Show that every test function $\varphi$ $\in$ $C^\infty_c(\mathbb{R})$ can be written as $\varphi(x) = x \psi(x) + c\varphi_0(x)$ where $\varphi_0(x)$ is a fixed test function (with $\varphi_0(0) \neq 0)$, $\psi$ $\in$ $C^\infty_c(\mathbb{R})$, and $c$ is a constant.
I'm not really sure where to begin on this. Any help would be appreciated.
On
Hint: Observe \begin{align} f(x):= \varphi(x)-\frac{\varphi(0)}{\varphi_0(0)}\varphi_0(x)=\varphi-\alpha\varphi_0 \end{align} equals $0$ when $x=0$, i.e. $f(0) = 0$. Next, observe \begin{align} f(x) = \int^x_0f'(s)\ ds = xf'(x)-\int^x_0sf''(s)\ ds = x\left(f'(x)-\frac{1}{x}\int^x_0 sf''(s)\ ds \right). \end{align} (Note that I used the fact $f(0) =0$.) Hence it suffices to show that \begin{align} G(x) = \begin{cases} \displaystyle \frac{1}{x}\int^x_0 sf''(s)\ ds & \text{ if } x \neq 0\\ 0 & \text{ if } x = 0 \end{cases} \end{align} is in $C^\infty_c(\mathbb{R})$.
More hint: for $x \neq 0$, we that \begin{align} \lim_{h\rightarrow 0}\frac{G(x+h)-G(x)}{h} =\ f''(x) -\frac{1}{x^2}\int^x_0sf''(s)\ ds= \frac{1}{2}f''(x)+\frac{1}{2x^2}\int^x_0 s^2f'''(s)\ ds \end{align}
$\newcommand{\vp}{\varphi}$ Your $\vp$s and $\psi$s are all over the place alas. I will assume you want to write $\psi$ as $x\vp+c\vp_0$.

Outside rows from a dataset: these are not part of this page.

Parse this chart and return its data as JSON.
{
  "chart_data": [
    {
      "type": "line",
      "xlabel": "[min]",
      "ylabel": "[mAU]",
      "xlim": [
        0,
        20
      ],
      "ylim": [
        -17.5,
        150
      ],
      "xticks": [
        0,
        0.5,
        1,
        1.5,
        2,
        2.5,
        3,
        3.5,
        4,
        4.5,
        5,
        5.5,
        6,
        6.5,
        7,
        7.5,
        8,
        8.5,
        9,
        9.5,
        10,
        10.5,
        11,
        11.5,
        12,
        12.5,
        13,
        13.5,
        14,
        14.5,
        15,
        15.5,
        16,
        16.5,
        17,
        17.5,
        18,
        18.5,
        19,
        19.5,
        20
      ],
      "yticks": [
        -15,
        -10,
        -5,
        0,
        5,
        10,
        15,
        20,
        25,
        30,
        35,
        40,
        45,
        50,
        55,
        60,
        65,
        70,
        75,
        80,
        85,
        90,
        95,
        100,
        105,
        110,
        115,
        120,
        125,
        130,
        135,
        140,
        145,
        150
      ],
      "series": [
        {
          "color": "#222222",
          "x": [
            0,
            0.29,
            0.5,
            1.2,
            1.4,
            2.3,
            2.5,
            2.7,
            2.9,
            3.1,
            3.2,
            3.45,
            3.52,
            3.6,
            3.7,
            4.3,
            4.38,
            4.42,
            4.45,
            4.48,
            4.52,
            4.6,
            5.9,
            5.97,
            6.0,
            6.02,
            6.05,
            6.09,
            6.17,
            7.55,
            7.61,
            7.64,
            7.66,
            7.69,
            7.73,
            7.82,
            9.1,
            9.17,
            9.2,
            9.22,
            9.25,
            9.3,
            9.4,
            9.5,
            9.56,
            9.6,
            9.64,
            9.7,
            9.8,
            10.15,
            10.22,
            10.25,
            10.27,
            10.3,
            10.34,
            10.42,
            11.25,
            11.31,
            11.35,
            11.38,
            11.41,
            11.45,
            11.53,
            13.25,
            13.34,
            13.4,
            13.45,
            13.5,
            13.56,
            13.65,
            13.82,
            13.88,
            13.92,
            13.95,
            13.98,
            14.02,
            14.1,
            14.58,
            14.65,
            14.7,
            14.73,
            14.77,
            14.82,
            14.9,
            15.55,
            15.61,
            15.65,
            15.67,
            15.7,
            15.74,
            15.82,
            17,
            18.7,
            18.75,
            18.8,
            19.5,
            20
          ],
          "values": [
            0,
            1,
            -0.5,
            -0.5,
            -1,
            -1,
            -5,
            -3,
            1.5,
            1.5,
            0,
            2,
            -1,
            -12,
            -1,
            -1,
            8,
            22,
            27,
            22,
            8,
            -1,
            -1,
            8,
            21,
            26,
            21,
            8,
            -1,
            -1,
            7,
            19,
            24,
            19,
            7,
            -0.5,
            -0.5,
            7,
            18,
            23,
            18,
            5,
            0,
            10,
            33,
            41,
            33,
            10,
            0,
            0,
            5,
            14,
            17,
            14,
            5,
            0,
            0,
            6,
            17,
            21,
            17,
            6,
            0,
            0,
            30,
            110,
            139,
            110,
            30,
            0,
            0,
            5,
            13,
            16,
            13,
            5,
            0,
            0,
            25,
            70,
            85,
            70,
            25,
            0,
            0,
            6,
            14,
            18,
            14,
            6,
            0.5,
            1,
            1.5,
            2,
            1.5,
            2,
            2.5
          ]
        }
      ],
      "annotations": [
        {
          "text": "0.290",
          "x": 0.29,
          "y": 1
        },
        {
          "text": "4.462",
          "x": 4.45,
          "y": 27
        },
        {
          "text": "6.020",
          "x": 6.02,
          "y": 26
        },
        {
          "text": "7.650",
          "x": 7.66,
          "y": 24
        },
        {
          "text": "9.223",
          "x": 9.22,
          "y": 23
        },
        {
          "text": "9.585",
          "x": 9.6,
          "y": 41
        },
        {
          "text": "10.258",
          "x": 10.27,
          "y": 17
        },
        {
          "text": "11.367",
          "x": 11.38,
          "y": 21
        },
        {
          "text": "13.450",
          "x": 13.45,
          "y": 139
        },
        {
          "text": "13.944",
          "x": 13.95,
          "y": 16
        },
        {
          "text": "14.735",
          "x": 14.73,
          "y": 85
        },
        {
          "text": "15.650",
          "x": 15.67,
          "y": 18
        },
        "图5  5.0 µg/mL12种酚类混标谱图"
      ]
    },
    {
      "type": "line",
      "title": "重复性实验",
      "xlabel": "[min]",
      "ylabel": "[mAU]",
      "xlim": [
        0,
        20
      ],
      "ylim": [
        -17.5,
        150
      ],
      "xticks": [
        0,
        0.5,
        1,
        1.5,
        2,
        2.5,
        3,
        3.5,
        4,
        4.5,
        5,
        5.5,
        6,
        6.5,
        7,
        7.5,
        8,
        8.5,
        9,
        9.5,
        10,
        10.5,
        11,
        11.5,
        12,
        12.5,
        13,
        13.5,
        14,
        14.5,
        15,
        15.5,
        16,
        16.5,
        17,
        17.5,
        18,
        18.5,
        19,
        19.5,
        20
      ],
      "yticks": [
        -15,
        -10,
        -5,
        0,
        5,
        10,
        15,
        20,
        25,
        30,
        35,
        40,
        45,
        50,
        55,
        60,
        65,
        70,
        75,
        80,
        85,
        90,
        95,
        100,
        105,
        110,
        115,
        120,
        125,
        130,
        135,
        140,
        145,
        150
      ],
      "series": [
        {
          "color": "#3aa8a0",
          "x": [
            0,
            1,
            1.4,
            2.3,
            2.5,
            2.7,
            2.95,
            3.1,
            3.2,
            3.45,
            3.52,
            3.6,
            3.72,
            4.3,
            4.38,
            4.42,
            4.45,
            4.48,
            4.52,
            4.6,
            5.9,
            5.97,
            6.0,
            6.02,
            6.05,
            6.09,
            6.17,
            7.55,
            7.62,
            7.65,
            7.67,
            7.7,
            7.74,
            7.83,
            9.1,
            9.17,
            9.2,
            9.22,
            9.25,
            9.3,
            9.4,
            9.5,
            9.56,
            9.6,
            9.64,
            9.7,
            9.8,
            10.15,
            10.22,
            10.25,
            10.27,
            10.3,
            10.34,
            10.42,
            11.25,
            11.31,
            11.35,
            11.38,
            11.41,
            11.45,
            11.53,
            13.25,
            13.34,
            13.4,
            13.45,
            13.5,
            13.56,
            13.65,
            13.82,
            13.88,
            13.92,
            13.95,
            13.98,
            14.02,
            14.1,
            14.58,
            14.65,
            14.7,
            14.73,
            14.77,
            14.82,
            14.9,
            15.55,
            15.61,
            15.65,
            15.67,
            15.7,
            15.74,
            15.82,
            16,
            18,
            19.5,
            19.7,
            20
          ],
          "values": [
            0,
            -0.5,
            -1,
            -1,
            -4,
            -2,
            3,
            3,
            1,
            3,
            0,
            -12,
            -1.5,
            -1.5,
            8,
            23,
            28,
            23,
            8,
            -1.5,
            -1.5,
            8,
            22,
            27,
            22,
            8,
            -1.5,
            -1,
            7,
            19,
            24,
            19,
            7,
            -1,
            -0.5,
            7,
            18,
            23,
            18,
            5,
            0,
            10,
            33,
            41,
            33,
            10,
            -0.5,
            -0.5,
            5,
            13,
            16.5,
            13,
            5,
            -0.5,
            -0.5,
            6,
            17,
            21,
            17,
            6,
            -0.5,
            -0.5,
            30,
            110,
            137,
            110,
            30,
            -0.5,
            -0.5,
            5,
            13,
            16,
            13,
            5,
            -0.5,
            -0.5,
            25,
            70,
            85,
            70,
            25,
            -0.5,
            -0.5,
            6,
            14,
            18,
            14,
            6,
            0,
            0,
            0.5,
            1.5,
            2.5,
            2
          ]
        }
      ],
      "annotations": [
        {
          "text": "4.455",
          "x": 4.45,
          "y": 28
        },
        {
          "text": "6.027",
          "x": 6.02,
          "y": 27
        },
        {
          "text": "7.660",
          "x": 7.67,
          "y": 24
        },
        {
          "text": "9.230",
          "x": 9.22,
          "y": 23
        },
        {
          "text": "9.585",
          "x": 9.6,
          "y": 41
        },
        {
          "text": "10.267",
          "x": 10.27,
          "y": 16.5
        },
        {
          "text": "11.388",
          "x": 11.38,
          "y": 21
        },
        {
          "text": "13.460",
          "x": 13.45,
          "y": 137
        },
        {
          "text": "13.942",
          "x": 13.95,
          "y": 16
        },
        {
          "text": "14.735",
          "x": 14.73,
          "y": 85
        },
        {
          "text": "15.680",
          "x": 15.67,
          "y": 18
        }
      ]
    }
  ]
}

Putting $x=0$ we need $\psi(0)=c\vp(0)$, so we need $c=\psi(0)/\vp_0(0)$. Then we must have $$\vp(x)=\frac{\psi(x)-c\vp_0(x)}{x}.$$ So we need to check this is $C^\infty$ at $0$ (when we assign a suitable value to $\vp(0)$) as it is clearly compactly supported.